Project overview: Protect habitat and nesting locations important for the continued preservation of the endangered great gray owl.

How your support helps: Great gray owls are endangered in California, and two-thirds of the owl’s population in the state lives in Yosemite. This genetically unique subspecies lives within the park and is vital to the species’ survival in the Sierra Nevada region. But several upcoming park projects — such as the Ackerson Meadow restoration — combined with the impacts of climate change may substantially alter the owl’s core breeding habitats.

With your support, this initiative will ensure that park projects enhance, rather than degrade, the meadows and adjacent forests these owls rely on for nesting and foraging.
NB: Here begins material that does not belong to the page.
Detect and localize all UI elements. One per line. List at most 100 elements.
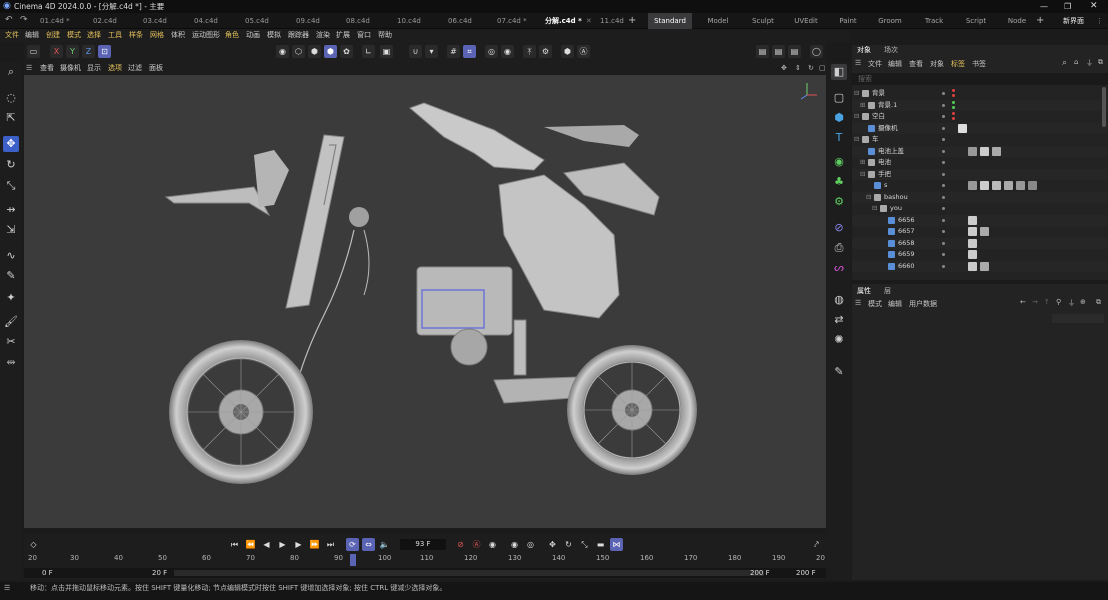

This year: In 2022, researchers will use GPS tracking devices to follow the movements and precise locations of Yosemite’s great gray owls to determine habitat preferences and nest tree locations. This information will help ensure modifications made during park projects will produce better — and additional — foraging habitat and make roadsides less attractive to the owls. (Much like bears, these magnificent owls are regularly hit and killed by speeding cars. Remember to drive slowly through the park.)

In Ackerson Meadow, this information could help inform the restoration design so the area is more suitable for owls. Data collected near roadsides will help researchers understand which conditions attract the owls, so biomass removal efforts can be designed to reduce the chances of future owl–vehicle collisions.

Project partners: Yosemite National Park and The Institute for Bird Populations

Sarah Stock

Wildlife Biologist, Yosemite National Park

Project Notes

"The great gray owl is endangered in California and 2/3 of the owl’s population in the state occurs in Yosemite. This project protects meadow foraging habitat and nesting locations important for the continued preservation of this southernmost North American population of great gray owls."